In a case report by Krohn et al. (2025), a favorable course was recorded after 26 months of tebentafusp (weekly IV: 20→30→68 mg escalation) with stable liver metastases and no new lesions 8). The right eye central choroidal thickness decreased by 49% from 241 μm to 123 μm, and fundus depigmentation, poliosis of eyebrows and eyelashes, and skin depigmentation spots were observed.
gp100 is also expressed on normal choroidal melanocytes and is thought to be related to the mechanism of choroidal thinning 8). Regular ophthalmic monitoring is necessary during treatment.
Combination of a Gαq inhibitor (YM-254890) and a MEK inhibitor (trametinib/binimetinib) has shown synergistic antitumor effects in vitro and in vivo 6). While MAPK signaling recovers within 24 hours with Gαq inhibition alone, the combination with a MEK inhibitor suppresses the recovery of MAPK signaling 6).
A phase II trial of selumetinib showed PFS improvement, but a phase III trial of selumetinib plus dacarbazine (SUMIT trial) did not demonstrate PFS improvement 6).

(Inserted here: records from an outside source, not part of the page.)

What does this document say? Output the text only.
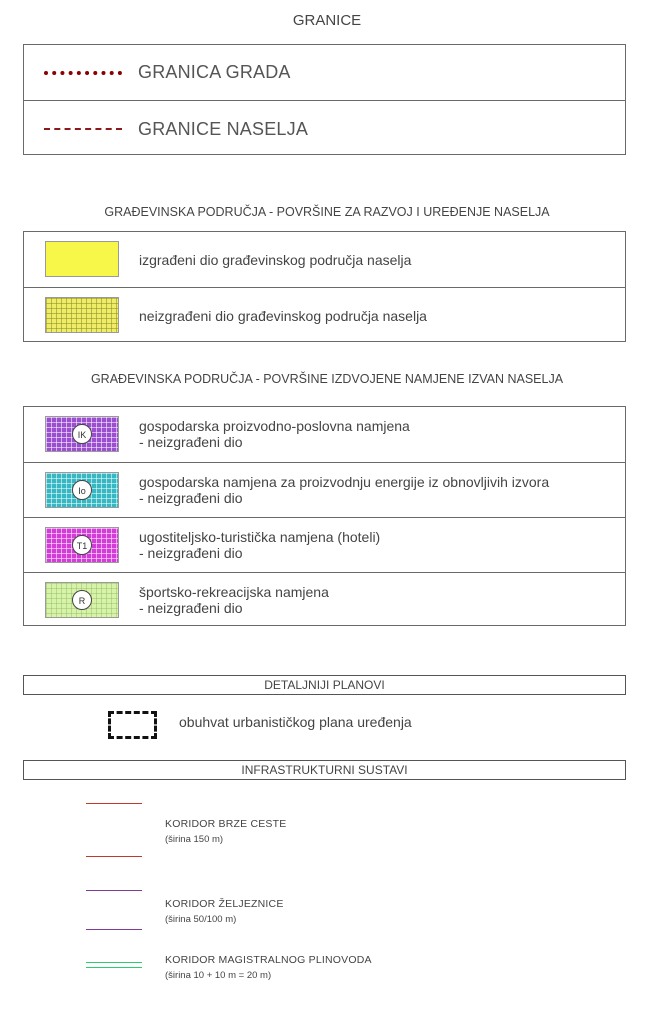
GRANICE
GRANICA GRADA
GRANICE NASELJA
GRAĐEVINSKA PODRUČJA - POVRŠINE ZA RAZVOJ I UREĐENJE NASELJA
izgrađeni dio građevinskog područja naselja
neizgrađeni dio građevinskog područja naselja
GRAĐEVINSKA PODRUČJA - POVRŠINE IZDVOJENE NAMJENE IZVAN NASELJA
IK
gospodarska proizvodno-poslovna namjena
- neizgrađeni dio
Io
gospodarska namjena za proizvodnju energije iz obnovljivih izvora
- neizgrađeni dio
T1
ugostiteljsko-turistička namjena (hoteli)
- neizgrađeni dio
R
športsko-rekreacijska namjena
- neizgrađeni dio
DETALJNIJI PLANOVI
obuhvat urbanističkog plana uređenja
INFRASTRUKTURNI SUSTAVI
KORIDOR BRZE CESTE
(širina 150 m)
KORIDOR ŽELJEZNICE
(širina 50/100 m)
KORIDOR MAGISTRALNOG PLINOVODA
(širina 10 + 10 m = 20 m)
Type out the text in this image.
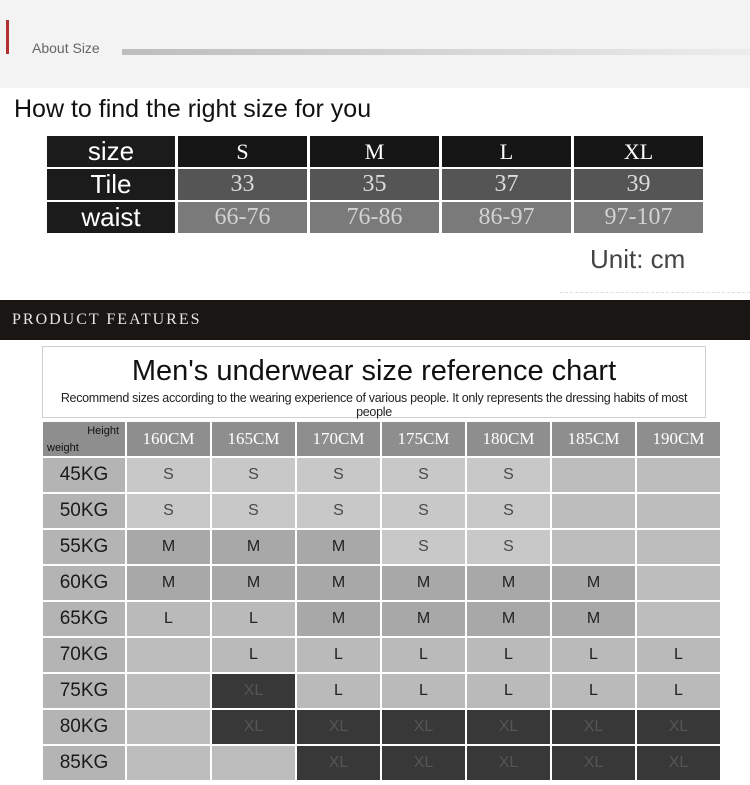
About Size
How to find the right size for you
size	S	M	L	XL
Tile	33	35	37	39
waist	66-76	76-86	86-97	97-107
Unit: cm
PRODUCT FEATURES
Men's underwear size reference chart
Recommend sizes according to the wearing experience of various people. It only represents the dressing habits of most people
Height
weight	160CM	165CM	170CM	175CM	180CM	185CM	190CM
45KG	S	S	S	S	S		
50KG	S	S	S	S	S		
55KG	M	M	M	S	S		
60KG	M	M	M	M	M	M	
65KG	L	L	M	M	M	M	
70KG		L	L	L	L	L	L
75KG		XL	L	L	L	L	L
80KG		XL	XL	XL	XL	XL	XL
85KG			XL	XL	XL	XL	XL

In uveal melanoma, the efficacy of immune checkpoint inhibitors is limited compared to cutaneous melanoma. This is thought to be related to the eye being an immune-privileged organ and the immunosuppressive microenvironment.
Local approaches for metastatic lesions under investigation include liver resection, radiofrequency ablation, hepatic artery embolization, percutaneous hepatic perfusion (PHP) with melphalan, and yttrium-90 microsphere brachytherapy (SIRT).
An autophagy-related 9-gene signature (9-ARG) has been shown to be useful for predicting prognosis in uveal melanoma (validated in 80 TCGA cases + 150 GEO cases)9). In the high-risk group, the IL6-JAK-STAT3 pathway, angiogenesis, and reactive oxygen species pathways are enriched, and the immunosuppressive phenotype is associated with poor prognosis9).
Kujala et al. (2013) reported staging based on anatomical progression of ciliary body and choroidal melanoma using the CIOM T classification, providing a basis for stratifying the relationship between tumor location and prognosis10).